Associate Professor of Art History and CELT Director Kate Elliott says while Luther faculty have always participated in development activities, this is the first time a center has been established on campus specifically for this purpose.

“We’re really trying to [listen] to faculty about where they’re finding the hurdles or obstacles in their teaching and supporting faculty in those kinds of problems,” Elliott said. “We’ve always done faculty development; we just didn’t have a home for it. It’s little bit scattered now, but now it has a home.”

Instructional Technology Librarian Holly White believes many faculty members have already displayed an interest in the CELT and the resources the center offers.

“We have a lot of faculty who are interested in what CELT is going to be and what is currently going on in CELT,” White said. “A lot of faculty members have been stopping by and proposing ideas for workshops over the summer, along with possibilities for reading groups and those kinds of things.”

Inspiration for the center was based on the presence of programs like the CELT at other institutions and was proposed by former Luther President Paula Carlson during her tenure at Luther. Assistant Professor of English and CELT Writing Director Mike Garcia believes that the center will allow Luther to get on equal footing with other institutions in terms of best approaches to faculty development.

“I think one of the best ways to think about the Center for Excellence in Learning and Teaching is that there are a lot of centers for learning and teaching already across the country at different colleges and universities,” Garcia said. “Part of what we’re doing here is to first try and fill the gap of not having one up to this point. Secondly, we’re looking at what other colleges and universities are doing and what the best practices are for this kind of thing and see what among those practices would work best here at Luther.”

Elliott and her support team have many plans for the future of the CELT. The faculty involved in the CELT each have an area of expertise that they may use to help other faculty members in the classroom.

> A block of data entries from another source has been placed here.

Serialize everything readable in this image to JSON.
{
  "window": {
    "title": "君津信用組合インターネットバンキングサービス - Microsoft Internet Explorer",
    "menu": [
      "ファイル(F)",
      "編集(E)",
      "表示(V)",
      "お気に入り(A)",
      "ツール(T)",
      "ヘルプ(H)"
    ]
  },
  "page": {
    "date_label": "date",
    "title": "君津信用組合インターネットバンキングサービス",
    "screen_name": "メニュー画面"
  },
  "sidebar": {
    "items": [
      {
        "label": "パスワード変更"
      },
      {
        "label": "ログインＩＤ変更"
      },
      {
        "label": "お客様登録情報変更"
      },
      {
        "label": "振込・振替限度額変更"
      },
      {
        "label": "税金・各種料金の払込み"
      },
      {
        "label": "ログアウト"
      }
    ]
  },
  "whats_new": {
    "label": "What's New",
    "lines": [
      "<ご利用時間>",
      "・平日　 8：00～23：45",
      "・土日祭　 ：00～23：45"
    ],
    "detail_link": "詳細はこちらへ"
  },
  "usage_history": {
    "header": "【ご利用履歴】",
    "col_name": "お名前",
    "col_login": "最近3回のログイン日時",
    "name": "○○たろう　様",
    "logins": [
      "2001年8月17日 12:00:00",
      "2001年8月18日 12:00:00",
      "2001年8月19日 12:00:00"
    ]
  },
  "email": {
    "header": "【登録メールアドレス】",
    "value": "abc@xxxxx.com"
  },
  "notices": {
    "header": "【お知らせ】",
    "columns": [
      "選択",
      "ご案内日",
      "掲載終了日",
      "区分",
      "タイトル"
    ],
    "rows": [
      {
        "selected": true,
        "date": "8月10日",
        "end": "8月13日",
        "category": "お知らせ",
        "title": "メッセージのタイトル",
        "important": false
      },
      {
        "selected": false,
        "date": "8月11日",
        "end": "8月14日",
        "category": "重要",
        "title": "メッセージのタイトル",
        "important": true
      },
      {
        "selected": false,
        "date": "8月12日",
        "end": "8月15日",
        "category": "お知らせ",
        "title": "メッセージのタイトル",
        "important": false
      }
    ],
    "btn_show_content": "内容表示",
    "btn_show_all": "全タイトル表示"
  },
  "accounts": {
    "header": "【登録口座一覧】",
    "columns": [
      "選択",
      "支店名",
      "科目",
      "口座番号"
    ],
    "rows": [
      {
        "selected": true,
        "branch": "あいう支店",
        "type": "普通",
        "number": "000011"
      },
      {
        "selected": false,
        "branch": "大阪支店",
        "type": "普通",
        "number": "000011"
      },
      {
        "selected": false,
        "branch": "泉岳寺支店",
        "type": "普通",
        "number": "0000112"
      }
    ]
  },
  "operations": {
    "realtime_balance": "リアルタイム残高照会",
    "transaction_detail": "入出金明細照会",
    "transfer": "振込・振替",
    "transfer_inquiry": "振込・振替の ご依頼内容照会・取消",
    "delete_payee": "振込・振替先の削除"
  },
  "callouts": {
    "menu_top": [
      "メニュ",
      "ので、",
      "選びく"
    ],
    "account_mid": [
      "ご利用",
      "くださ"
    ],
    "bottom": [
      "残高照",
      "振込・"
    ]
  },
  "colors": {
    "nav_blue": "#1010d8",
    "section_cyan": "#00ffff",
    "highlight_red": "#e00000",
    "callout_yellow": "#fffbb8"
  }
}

Faculty can come to the center with any questions directed to the person with that area of expertise, which includes Elliott, White, Garcia, Associate Professor of Religion and Director of Faculty Development Sean Burke, Professor of Physics and Associate Dean for Program and Learning Assessment Jeff Wilkerson, and Multimedia and Makerspace Lead Ahmed Muaz (‘14).

White’s area of expertise is Luther’s web-based Learning Management System KATIE. She says the CELT will offer programming to better acquaint faculty with the system so they can use a more diverse array of its features.

“We will be planning some programming with instructors who perhaps have been using KATIE for a while, but not necessarily the KATIE grade book,” White said. “This is a way for us to say, ‘Hey, maybe you’ve been scared of the grade book before, but would you like to come and spend a little time learning about what that’s all about?’ We’re also doing some workshops that are about looking at advanced features in KATIE for people who are interested in utilizing more features on [the website] but haven’t had the time or ability to sort of teach themselves. This is a space where they can come and do that.”

Elliott encourages Luther students to come to the center with suggestions and concerns they may have with the way their education is being carried out.

“The center may be faculty-oriented, but it is student- centered,” Elliot said. “Anything we do on this end really affects students on [the other] end.”